Study on Zero Crossing Detection in CRM Totem-pole PFC Converter

Abstract

The totem-pole PFC is a promising candidate for achieving high efficiency and high-power-density power factor correction. Critical conduction mode (CRM) or triangular current mode (TCM) operation of totem-pole PFCs has become popular for achieving zero-voltage switching (ZVS). This enables pushing the converter's switching frequency into the megahertz range to achieve high power density while maintaining high efficiency. Zero-crossing detection (ZCD) of inductor current is important for CRM/TCM operation. The ZCD signal helps synchronize the gate signals and turn off the synchronous switch at the appropriate current to achieve ZVS. A sensing resistor is typically used in conjunction with an amplifier and comparator to generate the ZCD signal trigger. The key issues associated with zero-crossing detection are detection delay and noise immunity.
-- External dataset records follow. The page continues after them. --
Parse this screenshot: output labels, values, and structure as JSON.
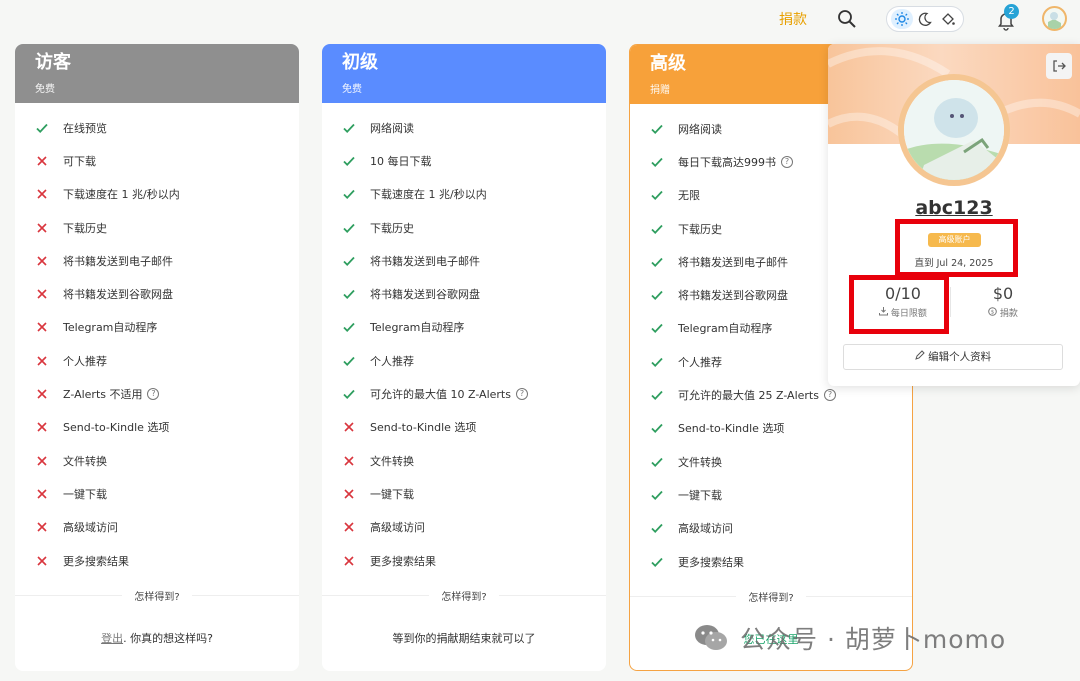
{
  "topbar": {
    "donate_label": "捐款",
    "notification_count": "2",
    "icons": {
      "search": "search-icon",
      "theme_light": "sun-icon",
      "theme_dark": "moon-icon",
      "theme_custom": "paint-bucket-icon",
      "bell": "bell-icon"
    }
  },
  "plans": [
    {
      "title": "访客",
      "subtitle": "免费",
      "color": "#8f8f8f",
      "features": [
        {
          "label": "在线预览",
          "ok": true
        },
        {
          "label": "可下载",
          "ok": false
        },
        {
          "label": "下载速度在 1 兆/秒以内",
          "ok": false
        },
        {
          "label": "下载历史",
          "ok": false
        },
        {
          "label": "将书籍发送到电子邮件",
          "ok": false
        },
        {
          "label": "将书籍发送到谷歌网盘",
          "ok": false
        },
        {
          "label": "Telegram自动程序",
          "ok": false
        },
        {
          "label": "个人推荐",
          "ok": false
        },
        {
          "label": "Z-Alerts 不适用",
          "ok": false,
          "help": true
        },
        {
          "label": "Send-to-Kindle 选项",
          "ok": false
        },
        {
          "label": "文件转换",
          "ok": false
        },
        {
          "label": "一键下载",
          "ok": false
        },
        {
          "label": "高级域访问",
          "ok": false
        },
        {
          "label": "更多搜索结果",
          "ok": false
        }
      ],
      "how_to": "怎样得到?",
      "footer_link": "登出",
      "footer_text": ". 你真的想这样吗?"
    },
    {
      "title": "初级",
      "subtitle": "免费",
      "color": "#5a8cff",
      "features": [
        {
          "label": "网络阅读",
          "ok": true
        },
        {
          "label": "10 每日下载",
          "ok": true
        },
        {
          "label": "下载速度在 1 兆/秒以内",
          "ok": true
        },
        {
          "label": "下载历史",
          "ok": true
        },
        {
          "label": "将书籍发送到电子邮件",
          "ok": true
        },
        {
          "label": "将书籍发送到谷歌网盘",
          "ok": true
        },
        {
          "label": "Telegram自动程序",
          "ok": true
        },
        {
          "label": "个人推荐",
          "ok": true
        },
        {
          "label": "可允许的最大值 10 Z-Alerts",
          "ok": true,
          "help": true
        },
        {
          "label": "Send-to-Kindle 选项",
          "ok": false
        },
        {
          "label": "文件转换",
          "ok": false
        },
        {
          "label": "一键下载",
          "ok": false
        },
        {
          "label": "高级域访问",
          "ok": false
        },
        {
          "label": "更多搜索结果",
          "ok": false
        }
      ],
      "how_to": "怎样得到?",
      "footer_text": "等到你的捐献期结束就可以了"
    },
    {
      "title": "高级",
      "subtitle": "捐赠",
      "color": "#f7a13a",
      "features": [
        {
          "label": "网络阅读",
          "ok": true
        },
        {
          "label": "每日下载高达999书",
          "ok": true,
          "help": true
        },
        {
          "label": "无限",
          "ok": true
        },
        {
          "label": "下载历史",
          "ok": true
        },
        {
          "label": "将书籍发送到电子邮件",
          "ok": true
        },
        {
          "label": "将书籍发送到谷歌网盘",
          "ok": true
        },
        {
          "label": "Telegram自动程序",
          "ok": true
        },
        {
          "label": "个人推荐",
          "ok": true
        },
        {
          "label": "可允许的最大值 25 Z-Alerts",
          "ok": true,
          "help": true
        },
        {
          "label": "Send-to-Kindle 选项",
          "ok": true
        },
        {
          "label": "文件转换",
          "ok": true
        },
        {
          "label": "一键下载",
          "ok": true
        },
        {
          "label": "高级域访问",
          "ok": true
        },
        {
          "label": "更多搜索结果",
          "ok": true
        }
      ],
      "how_to": "怎样得到?",
      "footer_text": "您已在这里"
    }
  ],
  "profile": {
    "username": "abc123",
    "tier_badge": "高级账户",
    "valid_until": "直到 Jul 24, 2025",
    "quota_value": "0/10",
    "quota_label": "每日限额",
    "donated_value": "$0",
    "donated_label": "捐款",
    "edit_label": "编辑个人资料",
    "logout_icon": "logout-icon"
  },
  "watermark": {
    "text": "公众号 · 胡萝卜momo",
    "icon": "wechat-icon"
  },
  "colors": {
    "check": "#2e9e5f",
    "cross": "#d9363e",
    "accent": "#e8a000",
    "highlight_box": "#e8000b"
  }
}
A delay in turning off the synchronous switch due to ZCD delay results in a large negative current and an overall increase in ripple current, reducing efficiency. ZCD delay is also variable, as it depends on the operating point, making it difficult to compensate for in the control algorithm. One of the main challenges of the ZCD circuit is managing common-mode noise caused by fast-switching GaN devices, which exhibit high dv/dt and di/dt. This noise can lead to false ZCD triggers, affecting PFC operation. First, this thesis investigates and characterizes sources of delay in ZCD, identifies the sources of variable delay, and examines the effect of sensing parasitic inductance. Based on an understanding of the delay mechanism, ZCD delay compensation techniques are discussed and compared. Second, the coupling mechanism of dv/dt switching noise as common-mode noise in the ZCD circuit is analyzed. Upon understanding this coupling mechanism, a shielding technique is discussed and demonstrated to mitigate common-mode noise issues in the ZCD circuit.